Competitively, I don’t think the emergence of Terra changes anything for Binance Smart Chain (BNB) or any of the other top POS chains like Cardano (ADA), Solana (SOL), Polkadot (DOT), etc. Each one has their own set of users and its own target market and users aren’t going to be jumping from one ecosystem to the other. While Terra is a clearly a very nice option, it is still a POA chain and POA will be always be lower valued than POS in the long run simply because POS tech is superior and more secure. I think there is a massive amount of Wall Street money coming and chasing everything POS and POA, so I don’t think over the next year any of these competitive considerations will matter. All L1s will be going up. In Binance’s case, CZ has an amazing mouse trap (I will be writing about Binance next) and it is very unlikely that his Chinese user base goes anywhere else. Binance users will be hanging on Binance Smart Chain and won’t be going anywhere. Cardano has its own set of users. Solana its own set. It’s a big world and there is space for everybody right now. If Terra only captures the South Korean market, it will do just fine. Terra’s core developers are in South Korea. I personally don’t like the Terra product mix – all of these synthetic assets and stablecoins in my opinion aren’t scalable. Institutions would rather hold actual digital US dollars than a synthetic dollar. They would rather hold tokenized stocks and commodities than synthetic stocks and commodities. While Terra may be a month or two early to market with WASM smart contracts I don’t think that gives it any long term advantage given its product selection. Maybe that will change, but I don’t see how Terra affects anything else.

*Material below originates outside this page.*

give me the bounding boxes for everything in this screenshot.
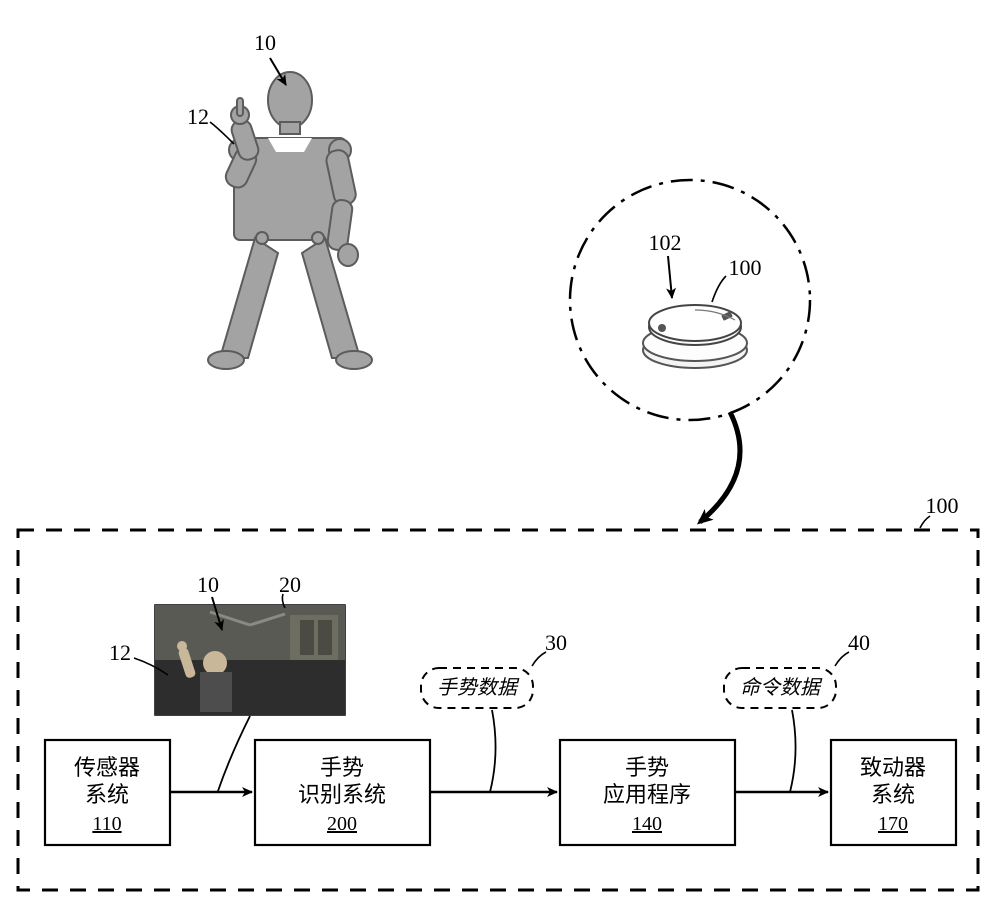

LUNA is definitely a viable bet and if you want to bet on it, I don’t think that is a place where you will lose money over the next 6 months to a year. $12 billion is still a fairly low market cap and that can clearly go up for a functional smart contract chain that has institutional fans like Mike Novogratz. However, in the long run I don’t think Terra beats out Solana, Polkadot or Cardano in total market cap. I think those will be dramatically bigger chains simply because they pack so many more features and have bigger communities. For some period of time, however, Terra could provide superior percentage returns due to its lower market cap starting point and implied reserve coin leverage. If crypto markets top out and turn down, LUNA is one of the first tokens you need to sell because everything in the ecosystem depends on it and if TVL leaves the ecosystem, LUNA as a reserve coin will lose value fast. You definitely have to keep that in mind and make sure you don’t overstay your welcome in it. LUNA can lose -80% in a matter of days given that it is the reserve coin for all of the synthetics in its system. You have to think of it as a highly leveraged play on Terra ecosystem TVL. Very small moves in TVL can have big percentage impact on LUNA. If you’ve noticed over the past year, Cardano has very low volatility compared to other chains. Why? Because it is not used as a reserve asset. With LUNA you have to expect the opposite – higher volatility compared to other chains because it is a reserve asset. The more USDC and actual collateral is used on a given L1, the lower the volatility of its token. The more the token is used as reserve for synthetics, the higher its volatility.